# Loading and transforming HuggingFace datasets

HuggingFace (HF) platform provides a wide variety of ML models, datasets, and transformers for the worldwide community.
An easy access to these assets is guaranteed thanks to Python packages such as [datasets](https://pypi.org/project/datasets/) or [transformers](https://pypi.org/project/transformers/), available on PyPI.

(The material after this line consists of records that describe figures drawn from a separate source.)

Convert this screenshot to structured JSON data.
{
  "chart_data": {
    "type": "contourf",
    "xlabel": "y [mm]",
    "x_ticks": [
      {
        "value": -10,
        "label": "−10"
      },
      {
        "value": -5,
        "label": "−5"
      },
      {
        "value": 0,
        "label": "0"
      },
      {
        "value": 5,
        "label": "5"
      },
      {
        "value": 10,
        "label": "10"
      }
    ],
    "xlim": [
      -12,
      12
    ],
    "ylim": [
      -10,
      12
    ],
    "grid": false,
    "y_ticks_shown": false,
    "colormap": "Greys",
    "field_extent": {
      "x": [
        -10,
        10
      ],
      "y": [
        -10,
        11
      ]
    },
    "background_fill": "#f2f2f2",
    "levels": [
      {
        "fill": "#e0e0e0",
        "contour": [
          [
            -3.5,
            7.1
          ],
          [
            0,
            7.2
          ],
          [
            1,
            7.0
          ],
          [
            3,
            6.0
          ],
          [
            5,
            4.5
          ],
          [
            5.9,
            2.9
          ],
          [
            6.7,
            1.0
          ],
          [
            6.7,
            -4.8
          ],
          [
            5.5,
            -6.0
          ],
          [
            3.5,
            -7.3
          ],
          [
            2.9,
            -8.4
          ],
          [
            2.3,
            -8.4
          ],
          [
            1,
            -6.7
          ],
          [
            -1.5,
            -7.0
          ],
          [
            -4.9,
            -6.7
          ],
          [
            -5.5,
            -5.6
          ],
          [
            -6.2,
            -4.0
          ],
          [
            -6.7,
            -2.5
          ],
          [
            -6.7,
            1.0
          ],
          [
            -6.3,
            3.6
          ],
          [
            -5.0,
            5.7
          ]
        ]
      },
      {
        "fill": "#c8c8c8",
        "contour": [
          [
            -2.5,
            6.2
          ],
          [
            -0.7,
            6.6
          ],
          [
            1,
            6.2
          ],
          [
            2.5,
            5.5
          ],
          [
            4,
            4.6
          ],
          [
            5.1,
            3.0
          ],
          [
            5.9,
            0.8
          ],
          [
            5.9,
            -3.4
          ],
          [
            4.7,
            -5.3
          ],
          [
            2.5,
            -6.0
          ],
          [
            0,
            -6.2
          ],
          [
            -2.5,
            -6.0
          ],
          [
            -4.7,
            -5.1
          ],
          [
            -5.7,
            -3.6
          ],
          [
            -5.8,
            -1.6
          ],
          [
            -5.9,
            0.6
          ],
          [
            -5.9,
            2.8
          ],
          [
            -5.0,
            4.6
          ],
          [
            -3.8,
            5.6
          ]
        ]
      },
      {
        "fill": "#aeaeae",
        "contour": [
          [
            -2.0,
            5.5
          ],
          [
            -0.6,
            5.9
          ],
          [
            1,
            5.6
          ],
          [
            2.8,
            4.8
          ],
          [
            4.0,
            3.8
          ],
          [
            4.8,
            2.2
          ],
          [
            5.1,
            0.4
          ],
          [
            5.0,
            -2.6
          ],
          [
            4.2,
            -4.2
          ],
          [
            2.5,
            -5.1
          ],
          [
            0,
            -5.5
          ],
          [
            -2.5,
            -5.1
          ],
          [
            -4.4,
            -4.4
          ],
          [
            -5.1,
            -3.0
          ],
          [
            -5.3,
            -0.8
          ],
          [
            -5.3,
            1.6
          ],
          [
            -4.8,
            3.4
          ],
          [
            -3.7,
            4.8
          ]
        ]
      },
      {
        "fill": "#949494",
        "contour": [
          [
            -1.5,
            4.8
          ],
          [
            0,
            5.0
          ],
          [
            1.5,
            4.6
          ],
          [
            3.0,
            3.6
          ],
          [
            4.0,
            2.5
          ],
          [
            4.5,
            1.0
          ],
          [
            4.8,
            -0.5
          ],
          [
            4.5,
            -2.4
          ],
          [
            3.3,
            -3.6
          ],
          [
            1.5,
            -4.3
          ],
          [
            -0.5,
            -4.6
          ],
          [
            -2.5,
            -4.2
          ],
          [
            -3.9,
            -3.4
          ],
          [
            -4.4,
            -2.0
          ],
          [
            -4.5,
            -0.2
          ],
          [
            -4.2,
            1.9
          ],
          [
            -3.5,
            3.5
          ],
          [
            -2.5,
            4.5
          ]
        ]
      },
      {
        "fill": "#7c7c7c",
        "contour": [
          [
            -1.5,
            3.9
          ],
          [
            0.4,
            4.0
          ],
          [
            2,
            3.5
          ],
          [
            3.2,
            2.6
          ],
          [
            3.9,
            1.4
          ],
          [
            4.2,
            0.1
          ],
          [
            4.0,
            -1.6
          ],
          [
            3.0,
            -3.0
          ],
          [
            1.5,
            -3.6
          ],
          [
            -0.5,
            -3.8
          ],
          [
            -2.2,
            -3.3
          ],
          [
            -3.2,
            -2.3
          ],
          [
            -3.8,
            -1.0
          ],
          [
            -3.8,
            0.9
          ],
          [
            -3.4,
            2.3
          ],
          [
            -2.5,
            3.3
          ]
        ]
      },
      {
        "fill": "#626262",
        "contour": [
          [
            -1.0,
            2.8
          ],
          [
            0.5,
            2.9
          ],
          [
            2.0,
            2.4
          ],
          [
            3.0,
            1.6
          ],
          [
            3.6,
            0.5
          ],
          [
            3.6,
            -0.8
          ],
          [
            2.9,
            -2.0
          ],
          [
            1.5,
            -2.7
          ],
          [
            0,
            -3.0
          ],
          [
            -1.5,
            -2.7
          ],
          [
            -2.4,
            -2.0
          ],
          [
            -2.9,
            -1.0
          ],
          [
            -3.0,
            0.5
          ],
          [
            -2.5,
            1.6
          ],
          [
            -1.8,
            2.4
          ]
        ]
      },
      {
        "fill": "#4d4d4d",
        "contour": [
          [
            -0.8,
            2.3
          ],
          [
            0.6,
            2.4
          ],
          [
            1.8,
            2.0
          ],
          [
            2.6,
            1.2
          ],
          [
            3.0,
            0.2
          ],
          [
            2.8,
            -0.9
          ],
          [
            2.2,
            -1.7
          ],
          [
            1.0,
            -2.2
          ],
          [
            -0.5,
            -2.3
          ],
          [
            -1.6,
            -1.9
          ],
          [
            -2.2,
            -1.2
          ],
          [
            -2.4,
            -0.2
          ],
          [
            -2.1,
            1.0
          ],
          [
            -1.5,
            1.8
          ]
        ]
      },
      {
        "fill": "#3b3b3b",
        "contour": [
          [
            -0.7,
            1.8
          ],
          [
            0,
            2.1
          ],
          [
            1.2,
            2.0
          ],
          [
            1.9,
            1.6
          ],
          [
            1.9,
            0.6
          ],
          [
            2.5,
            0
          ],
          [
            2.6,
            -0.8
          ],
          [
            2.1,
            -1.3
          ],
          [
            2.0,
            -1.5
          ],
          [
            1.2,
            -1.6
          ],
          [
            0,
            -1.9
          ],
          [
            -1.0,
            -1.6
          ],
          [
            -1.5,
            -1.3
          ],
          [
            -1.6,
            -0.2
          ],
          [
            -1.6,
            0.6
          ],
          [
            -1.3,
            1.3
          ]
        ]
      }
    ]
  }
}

In this tutorial you will learn how to utilize HF datasets and tools with Grain: How to load HF datasets and how to use HF transformers in your Grain pipeline.

## Setup

To run the notebook you need to have a few packages installed in your environment: `grain`, `numpy`, and Two HF packages: `datasets` and `transformers`.

In [None]:
# @test {"output": "ignore"}
!pip install grain
# @test {"output": "ignore"}
!pip install numpy datasets transformers

In [2]:
# Python standard library
from pprint import pprint
from dateutil.parser import parse

import grain
import numpy as np

# HF imports
from datasets import load_dataset
from transformers import AutoTokenizer

## Loading dataset

Let's first import an HF dataset. For the sake of simplicity let's proceed with [lhoestq/demo1](https://huggingface.co/datasets/lhoestq/demo1) - a minimal dataset comprised of five rows and six columns.

In [3]:
hf_dataset = load_dataset("lhoestq/demo1")
hf_train, hf_test = hf_dataset["train"], hf_dataset["test"]
hf_dataset

DatasetDict({
    train: Dataset({
        features: ['id', 'package_name', 'review', 'date', 'star', 'version_id'],
        num_rows: 5
    })
    test: Dataset({
        features: ['id', 'package_name', 'review', 'date', 'star', 'version_id'],
        num_rows: 5
    })
})

Each sample is a Python dictionary with string or integer data.

In [4]:
hf_train[0]

{'id': '7bd227d9-afc9-11e6-aba1-c4b301cdf627',
 'package_name': 'com.mantz_it.rfanalyzer',
 'review': "Great app! The new version now works on my Bravia Android TV which is great as it's right by my rooftop aerial cable. The scan feature would be useful...any ETA on when this will be available? Also the option to import a list of bookmarks e.g. from a simple properties file would be useful.",
 'date': 'October 12 2016',
 'star': 4,
 'version_id': 1487}

## Preprocessing

Let's assume that for our preprocessing pipeline we want the string `date` field to become a timestamp and the whole sample - a NumPy array.

In [5]:
def process_date(sample: dict) -> dict:
    sample["date"] = parse(sample["date"]).timestamp()
    return sample

def process_sample_to_np(sample: dict) -> np.ndarray:
    return np.array([*sample.values()], dtype=object)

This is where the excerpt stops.